Тверская, еще тогда не сменившая своего советского названия Горького, гулко шумевшая легковыми автомобилями, залитая толпами народа, сверкала мартовским солнцем в оконных стеклах, ослепляла по-летнему сухим асфальтом кипела весной, пылала радостью окончания зимы, казалось, прислушайся услышишь, как ее каменное чрево гремит пением птиц.
Но мне было не до того, чтобы вкушать радость пробуждения природы от зимнего анабиоза. Дойдя до Пушкинской площади, я отоварился в газетном киоске целой бумажной кипой и, сев на скамейку в скверике около памятника гению русской словесности, погрузился в изучение рекламы.
О какая это сила, деньги! — я в очередной раз убедился в том, прибывши в кооператив «Эскулап-экспресс» на Колхозной. От меня несло, как от козла, я чувствовал это даже сам, но со мной были вежливы, улыбались, ни разу не повысили голоса, я только и слышал: «Пожалуйста. Будьте добры. Если вам не трудно».

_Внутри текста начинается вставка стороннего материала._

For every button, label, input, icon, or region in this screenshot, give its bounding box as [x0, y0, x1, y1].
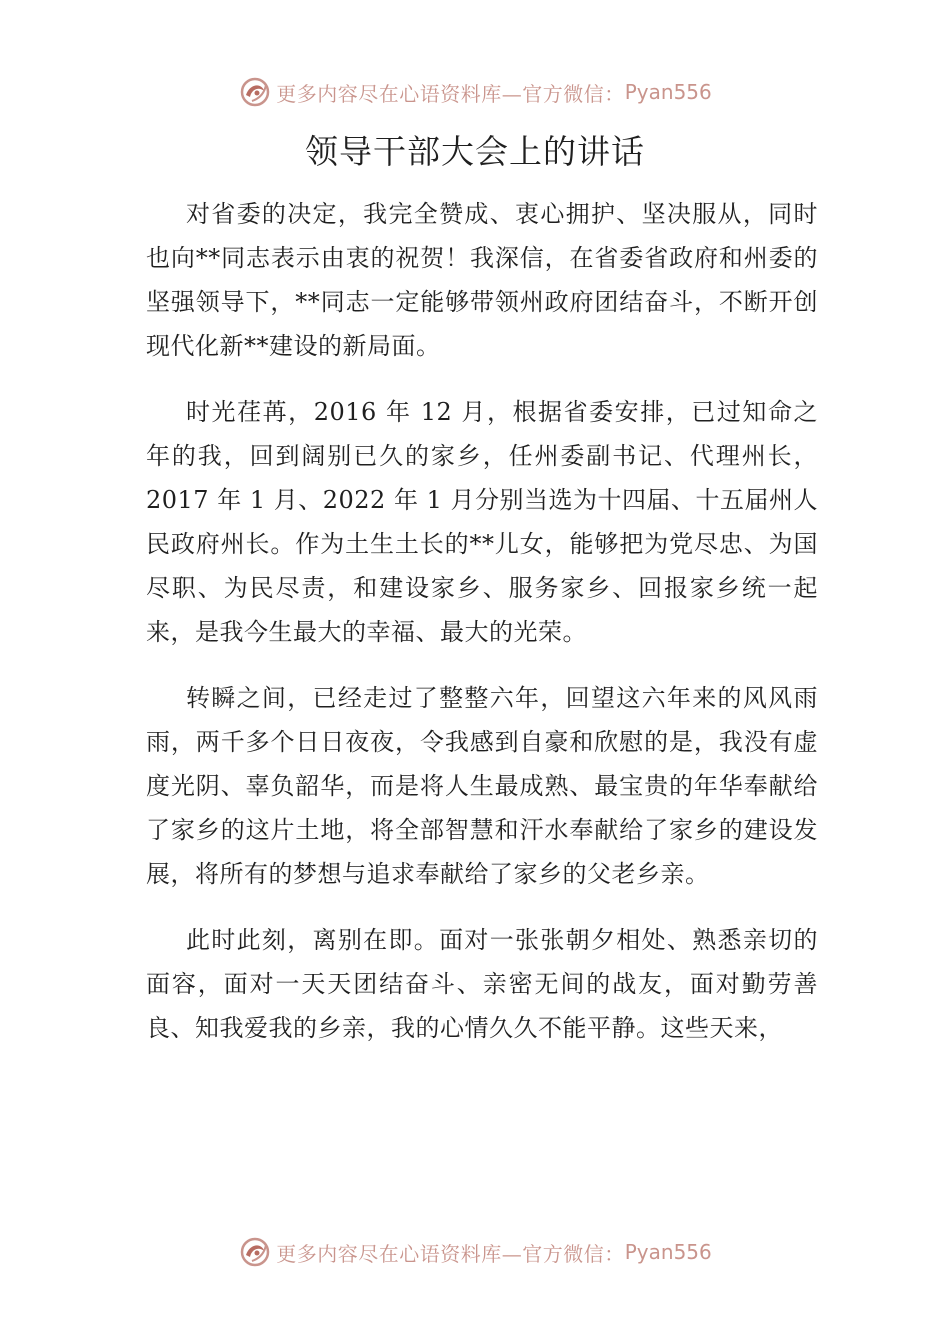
banner-text: 更多内容尽在心语资料库—官方微信： — [276, 1241, 625, 1266]
document-title: 领导干部大会上的讲话 — [305, 132, 645, 171]
footer-watermark-banner — [0, 1232, 950, 1272]
header-watermark-banner — [0, 72, 950, 112]
banner-wechat-id: Pyan556 — [624, 1240, 712, 1264]
swirl-logo-icon — [238, 1235, 272, 1269]
swirl-logo-icon — [238, 75, 272, 109]
banner-wechat-id: Pyan556 — [624, 80, 712, 104]
paragraph: 对省委的决定，我完全赞成、衷心拥护、坚决服从，同时也向**同志表示由衷的祝贺！我深信，在省委省政府和州委的坚强领导下，**同志一定能够带领州政府团结奋斗，不断开创现代化新**建设的新局面。 — [146, 200, 818, 360]
paragraph: 此时此刻，离别在即。面对一张张朝夕相处、熟悉亲切的面容，面对一天天团结奋斗、亲密无间的战友，面对勤劳善良、知我爱我的乡亲，我的心情久久不能平静。这些天来， — [146, 926, 818, 1042]
paragraph: 时光荏苒，2016 年 12 月，根据省委安排，已过知命之年的我，回到阔别已久的家乡，任州委副书记、代理州长，2017 年 1 月、2022 年 1 月分别当选为十四届、十五届州人民政府州长。作为土生土长的**儿女，能够把为党尽忠、为国尽职、为民尽责，和建设家乡、服务家乡、回报家乡统一起来，是我今生最大的幸福、最大的光荣。 — [146, 398, 818, 646]
document-body — [146, 192, 818, 1072]
banner-text: 更多内容尽在心语资料库—官方微信： — [276, 81, 625, 106]
paragraph: 转瞬之间，已经走过了整整六年，回望这六年来的风风雨雨，两千多个日日夜夜，令我感到自豪和欣慰的是，我没有虚度光阴、辜负韶华，而是将人生最成熟、最宝贵的年华奉献给了家乡的这片土地，将全部智慧和汗水奉献给了家乡的建设发展，将所有的梦想与追求奉献给了家乡的父老乡亲。 — [146, 684, 818, 888]
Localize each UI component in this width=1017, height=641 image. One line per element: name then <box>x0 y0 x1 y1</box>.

Мне было трудно — это так. Я и сейчас слышу, как у меня дрожит голос, когда я спрашиваю: «Это не сифилис?».
В глазной больнице врачом у меня был мужчина, здесь — женщина. Молодая, хорошенькая, просто прелесть.
— Почти наверняка нет, — ответила она мне. Со всею серьезностью, с пониманием, участием — словно разделяла со мной мою беду всем своим существом.